Black balloons emblazoned with white skulls were launched into the crowd midway through Hammerlord’s headlining appearance Saturday at the Beaumont Club. Many of the props were immediately destroyed in the violent mosh pit near the stage. Almost all of the roughly 1,200 heavy metal fans who attended the third edition of Hammerween managed to escape the event unscathed. Eight heavy metal bands performed in the seven-hour exhibition of frightful music.
Costumes played an integral role at Hammerween. About half the audience — Cruz referred to attendees as “beastly boys” and “ghastly girls” — was dressed for the occasion. Devils, zombies and French maids abounded. Musicians also wore seasonal attire. Tennessee Murder Club, Hammerween’s second-best act, didn’t even need to change its usual wardrobe. The South Dakota-based band wore its customary ghoulish masks on stage as it performed brutal material like “Flesh Mob.”
Horror-movie-style masks are also a staple of the Independence-based band Troglodyte. While not quite as impressive as Tennessee Murder Club, its grim perspective and infernal brand of death metal inspired Hammerween’s fiercest clashes in the mosh pit. At the Left Hand of God commanded the most committed audience. The locally based band’s utilitarian thrash was the clear crowd favorite.
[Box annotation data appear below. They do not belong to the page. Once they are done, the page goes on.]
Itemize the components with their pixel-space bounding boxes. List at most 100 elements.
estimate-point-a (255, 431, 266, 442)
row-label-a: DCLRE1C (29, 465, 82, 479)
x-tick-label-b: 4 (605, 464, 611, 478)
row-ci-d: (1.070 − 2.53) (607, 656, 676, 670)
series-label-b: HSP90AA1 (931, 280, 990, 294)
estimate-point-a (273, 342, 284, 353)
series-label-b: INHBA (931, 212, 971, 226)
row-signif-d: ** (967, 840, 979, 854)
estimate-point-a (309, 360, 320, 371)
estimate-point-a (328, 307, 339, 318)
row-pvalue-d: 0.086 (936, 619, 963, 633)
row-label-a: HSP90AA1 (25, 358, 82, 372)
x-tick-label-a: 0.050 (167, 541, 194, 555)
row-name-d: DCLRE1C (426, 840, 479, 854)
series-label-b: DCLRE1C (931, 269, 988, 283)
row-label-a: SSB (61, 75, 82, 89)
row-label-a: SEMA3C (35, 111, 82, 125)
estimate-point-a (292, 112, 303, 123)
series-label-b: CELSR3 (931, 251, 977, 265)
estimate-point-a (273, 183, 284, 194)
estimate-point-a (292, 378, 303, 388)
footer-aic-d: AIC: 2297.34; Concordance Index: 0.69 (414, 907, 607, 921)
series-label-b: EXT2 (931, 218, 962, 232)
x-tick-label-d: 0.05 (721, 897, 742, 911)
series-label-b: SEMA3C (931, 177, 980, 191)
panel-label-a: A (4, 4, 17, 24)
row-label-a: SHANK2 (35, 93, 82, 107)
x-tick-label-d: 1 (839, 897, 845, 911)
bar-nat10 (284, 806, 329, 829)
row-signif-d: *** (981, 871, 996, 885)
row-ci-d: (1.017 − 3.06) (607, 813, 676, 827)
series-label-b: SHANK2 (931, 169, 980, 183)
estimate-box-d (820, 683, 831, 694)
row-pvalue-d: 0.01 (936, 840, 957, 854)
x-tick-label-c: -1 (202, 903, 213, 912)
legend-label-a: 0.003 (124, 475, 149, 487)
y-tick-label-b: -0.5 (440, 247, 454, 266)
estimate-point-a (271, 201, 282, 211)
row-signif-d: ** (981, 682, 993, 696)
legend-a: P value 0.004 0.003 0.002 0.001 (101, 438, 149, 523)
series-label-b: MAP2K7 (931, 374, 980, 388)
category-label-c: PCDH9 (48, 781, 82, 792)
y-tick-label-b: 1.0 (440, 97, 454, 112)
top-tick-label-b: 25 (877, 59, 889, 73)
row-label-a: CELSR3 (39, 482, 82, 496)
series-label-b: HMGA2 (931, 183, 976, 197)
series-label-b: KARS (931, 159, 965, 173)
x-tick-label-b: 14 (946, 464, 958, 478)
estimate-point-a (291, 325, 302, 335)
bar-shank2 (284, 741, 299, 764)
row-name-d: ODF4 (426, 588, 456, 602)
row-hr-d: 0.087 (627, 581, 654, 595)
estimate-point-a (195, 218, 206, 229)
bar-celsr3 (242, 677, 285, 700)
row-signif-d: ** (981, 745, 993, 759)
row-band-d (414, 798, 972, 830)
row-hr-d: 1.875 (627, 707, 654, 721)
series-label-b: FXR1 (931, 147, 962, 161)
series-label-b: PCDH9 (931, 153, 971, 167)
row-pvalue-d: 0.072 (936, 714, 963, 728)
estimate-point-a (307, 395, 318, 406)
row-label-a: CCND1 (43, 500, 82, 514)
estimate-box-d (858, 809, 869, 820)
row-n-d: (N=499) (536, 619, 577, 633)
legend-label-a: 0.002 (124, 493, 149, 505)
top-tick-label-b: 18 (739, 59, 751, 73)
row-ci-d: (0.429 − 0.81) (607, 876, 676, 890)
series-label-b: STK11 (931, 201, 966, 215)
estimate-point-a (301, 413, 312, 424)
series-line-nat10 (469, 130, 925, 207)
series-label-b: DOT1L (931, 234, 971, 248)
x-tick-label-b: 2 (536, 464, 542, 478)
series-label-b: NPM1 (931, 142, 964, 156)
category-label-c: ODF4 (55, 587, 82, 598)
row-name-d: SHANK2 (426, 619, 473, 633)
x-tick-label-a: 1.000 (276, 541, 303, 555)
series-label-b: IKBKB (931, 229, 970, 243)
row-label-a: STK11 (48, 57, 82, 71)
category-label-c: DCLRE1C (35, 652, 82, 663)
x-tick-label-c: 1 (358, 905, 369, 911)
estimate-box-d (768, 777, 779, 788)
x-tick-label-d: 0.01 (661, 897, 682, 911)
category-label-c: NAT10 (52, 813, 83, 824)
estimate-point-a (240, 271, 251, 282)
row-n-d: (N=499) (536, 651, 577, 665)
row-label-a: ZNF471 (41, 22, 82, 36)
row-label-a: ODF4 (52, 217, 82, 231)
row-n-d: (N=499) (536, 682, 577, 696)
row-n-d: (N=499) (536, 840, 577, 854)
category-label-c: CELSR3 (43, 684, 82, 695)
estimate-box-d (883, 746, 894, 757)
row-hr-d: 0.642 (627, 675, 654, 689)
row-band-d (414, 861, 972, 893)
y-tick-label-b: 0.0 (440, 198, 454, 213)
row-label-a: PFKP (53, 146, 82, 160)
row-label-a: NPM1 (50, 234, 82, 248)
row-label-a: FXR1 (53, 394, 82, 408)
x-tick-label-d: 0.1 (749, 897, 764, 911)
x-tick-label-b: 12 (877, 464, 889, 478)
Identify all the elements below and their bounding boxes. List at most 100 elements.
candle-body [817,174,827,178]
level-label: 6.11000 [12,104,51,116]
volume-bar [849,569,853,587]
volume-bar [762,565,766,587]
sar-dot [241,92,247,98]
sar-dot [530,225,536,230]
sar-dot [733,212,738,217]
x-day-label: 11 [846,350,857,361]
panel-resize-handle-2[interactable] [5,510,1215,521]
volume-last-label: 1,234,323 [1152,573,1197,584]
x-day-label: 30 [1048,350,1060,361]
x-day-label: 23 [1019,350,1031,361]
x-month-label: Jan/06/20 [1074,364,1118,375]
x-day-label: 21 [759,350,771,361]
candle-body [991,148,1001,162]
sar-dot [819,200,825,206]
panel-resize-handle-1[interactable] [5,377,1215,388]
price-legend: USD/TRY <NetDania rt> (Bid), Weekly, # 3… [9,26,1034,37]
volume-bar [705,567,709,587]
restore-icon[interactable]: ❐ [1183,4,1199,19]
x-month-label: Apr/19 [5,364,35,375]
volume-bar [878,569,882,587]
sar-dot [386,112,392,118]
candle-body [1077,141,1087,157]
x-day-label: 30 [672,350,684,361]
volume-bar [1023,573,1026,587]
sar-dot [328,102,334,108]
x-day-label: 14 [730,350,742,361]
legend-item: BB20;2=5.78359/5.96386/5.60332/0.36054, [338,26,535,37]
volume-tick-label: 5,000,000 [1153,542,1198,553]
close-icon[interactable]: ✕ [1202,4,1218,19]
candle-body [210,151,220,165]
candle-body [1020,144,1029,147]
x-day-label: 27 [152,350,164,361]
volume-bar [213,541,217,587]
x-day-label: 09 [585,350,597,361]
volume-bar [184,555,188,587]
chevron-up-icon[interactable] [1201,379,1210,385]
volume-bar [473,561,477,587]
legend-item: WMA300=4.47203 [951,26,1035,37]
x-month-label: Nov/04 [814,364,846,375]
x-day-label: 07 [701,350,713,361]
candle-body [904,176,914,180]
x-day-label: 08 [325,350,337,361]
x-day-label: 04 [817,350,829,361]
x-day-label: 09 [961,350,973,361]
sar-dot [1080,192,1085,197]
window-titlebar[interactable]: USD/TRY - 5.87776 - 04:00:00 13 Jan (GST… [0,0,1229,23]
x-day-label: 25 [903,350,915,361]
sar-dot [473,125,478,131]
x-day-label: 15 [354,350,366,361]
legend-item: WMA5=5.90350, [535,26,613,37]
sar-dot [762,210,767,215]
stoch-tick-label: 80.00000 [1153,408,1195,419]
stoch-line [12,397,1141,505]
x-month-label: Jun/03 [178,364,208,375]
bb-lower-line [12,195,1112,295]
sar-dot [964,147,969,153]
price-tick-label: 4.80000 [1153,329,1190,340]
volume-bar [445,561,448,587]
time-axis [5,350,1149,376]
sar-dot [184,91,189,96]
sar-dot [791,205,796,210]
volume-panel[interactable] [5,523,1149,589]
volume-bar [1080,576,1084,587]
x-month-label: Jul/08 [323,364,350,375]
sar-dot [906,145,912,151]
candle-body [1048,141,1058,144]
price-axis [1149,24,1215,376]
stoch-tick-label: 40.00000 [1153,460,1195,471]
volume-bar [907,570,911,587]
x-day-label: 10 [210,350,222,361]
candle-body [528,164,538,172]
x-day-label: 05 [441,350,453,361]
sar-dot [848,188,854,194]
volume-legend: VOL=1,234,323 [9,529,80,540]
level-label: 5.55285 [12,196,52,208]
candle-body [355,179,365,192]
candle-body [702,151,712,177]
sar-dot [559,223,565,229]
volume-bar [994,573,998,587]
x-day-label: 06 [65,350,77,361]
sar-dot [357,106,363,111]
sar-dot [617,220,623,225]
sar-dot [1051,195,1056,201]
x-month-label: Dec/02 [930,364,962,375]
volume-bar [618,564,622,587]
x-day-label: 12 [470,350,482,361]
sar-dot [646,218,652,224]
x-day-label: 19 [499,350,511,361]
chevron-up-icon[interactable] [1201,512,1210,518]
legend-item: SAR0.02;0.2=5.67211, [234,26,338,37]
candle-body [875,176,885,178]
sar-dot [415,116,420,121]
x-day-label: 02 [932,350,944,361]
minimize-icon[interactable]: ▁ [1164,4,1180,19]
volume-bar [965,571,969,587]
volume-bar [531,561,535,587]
Provocative race-oriented statements made by vocalist and drummer Cameron Walker provided the most interesting moments of a brief set by Enemies Laid To Rest, a biracial local band. Kansas City’s In the Shadow sounded like a compact version of the popular metal band Slipknot. David Hasselhoff on Acid, another local collective, added avant-garde elements, including ironic bursts of jazz to its brand of metal. High Rise Robots opened the show.
While the evening’s music hit with the force of a sledgehammer, the party-minded audience was uniformly cheerful. The Beaumont Club — often derided as a claustrophobic venue — was remarkably hospitable Saturday. Both the outdoor space on the north side of the Westport establishment and the auxiliary bar on its south side were accessible to Hammerween patrons. Interesting horror-related vendors and first-rate sound quality added to the Beaumont’s appeal.
The content of much of the music presented Saturday was acrid and grotesque. Yet the chaotic noise led to liberating catharsis for much of the audience, making Hammerween a truly happy Halloween celebration.